IMHO, the correct definition of eta-Earth is the number of planets per star per natural-logarithmic interval in some pair of quantities, which could be radius and period, or which could be mass and insolation, evaluated at Earth's properties. That is, it involves an extrapolation or interpolation of any distribution function (measured from the observational data) to the location of Earth. From Petigura's data, and given assumptions (some listed yesterday), we get a number like five percent, plus-or-minus a percent or two. Importantly, this is five percent per natural-logarithmic interval of radius and per natural-logarithmic interval of period, so it should be compared to other papers and press releases with that clear definition in mind. Also, of course, it is conditioned on some pretty severe assumptions.

This blog post does not properly convey my Stoked-ness.

[Note added later: We found a bug in the code; the rate is probably a factor of two larger even!]


  1. How can you *measure* eta-Earth when no habitable Earths are actually found?

    You should call what it is: an extrapolated estimate of Eta-Earth.
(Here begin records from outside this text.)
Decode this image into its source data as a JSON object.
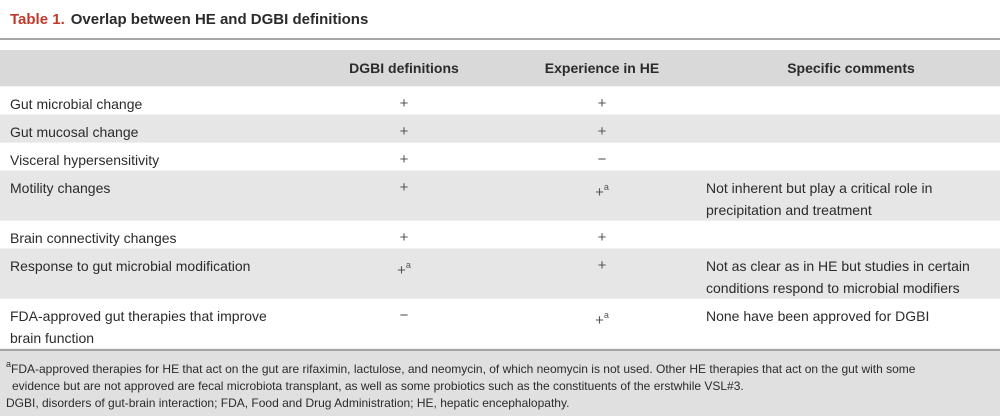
{
  "title": {
    "number": "Table 1.",
    "text": "Overlap between HE and DGBI definitions"
  },
  "headers": {
    "col1": "",
    "col2": "DGBI definitions",
    "col3": "Experience in HE",
    "col4": "Specific comments"
  },
  "rows": [
    {
      "label": "Gut microbial change",
      "dgbi": "+",
      "dgbi_sup": "",
      "he": "+",
      "he_sup": "",
      "comment": ""
    },
    {
      "label": "Gut mucosal change",
      "dgbi": "+",
      "dgbi_sup": "",
      "he": "+",
      "he_sup": "",
      "comment": ""
    },
    {
      "label": "Visceral hypersensitivity",
      "dgbi": "+",
      "dgbi_sup": "",
      "he": "−",
      "he_sup": "",
      "comment": ""
    },
    {
      "label": "Motility changes",
      "dgbi": "+",
      "dgbi_sup": "",
      "he": "+",
      "he_sup": "a",
      "comment_line1": "Not inherent but play a critical role in",
      "comment_line2": "precipitation and treatment"
    },
    {
      "label": "Brain connectivity changes",
      "dgbi": "+",
      "dgbi_sup": "",
      "he": "+",
      "he_sup": "",
      "comment": ""
    },
    {
      "label": "Response to gut microbial modification",
      "dgbi": "+",
      "dgbi_sup": "a",
      "he": "+",
      "he_sup": "",
      "comment_line1": "Not as clear as in HE but studies in certain",
      "comment_line2": "conditions respond to microbial modifiers"
    },
    {
      "label_line1": "FDA-approved gut therapies that improve",
      "label_line2": "brain function",
      "dgbi": "−",
      "dgbi_sup": "",
      "he": "+",
      "he_sup": "a",
      "comment": "None have been approved for DGBI"
    }
  ],
  "footnotes": {
    "a_mark": "a",
    "a_line1": "FDA-approved therapies for HE that act on the gut are rifaximin, lactulose, and neomycin, of which neomycin is not used. Other HE therapies that act on the gut with some",
    "a_line2": "evidence but are not approved are fecal microbiota transplant, as well as some probiotics such as the constituents of the erstwhile VSL#3.",
    "abbrev": "DGBI, disorders of gut-brain interaction; FDA, Food and Drug Administration; HE, hepatic encephalopathy."
  }
}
    And the lesson from the past on extrapolation is very clear: think about Jupiters -- there is a clear ~1 AU jump in dN/dlog(a) (see Wright et al., 2009 or Mayor et al., 2011). It would seriously underestimate eta-Jupiter if you had done similar extrapolations.

    1. Agreed! Everything is conditional on assumptions. But, that said, uncertainties are being propagated fully.

    2. That's what "eta" means. An extrapolation.

  2. Eta Earth is the fraction of Earth-size planets in the HZ per star, using the original definition. Therefore, this is constrained by the definition of Earth-size, based either on mass or radius, and the HZ definition. Anything else with arbitrary ranges should be called just 'occurrence' as not to confuse it with the Eta Earth definition.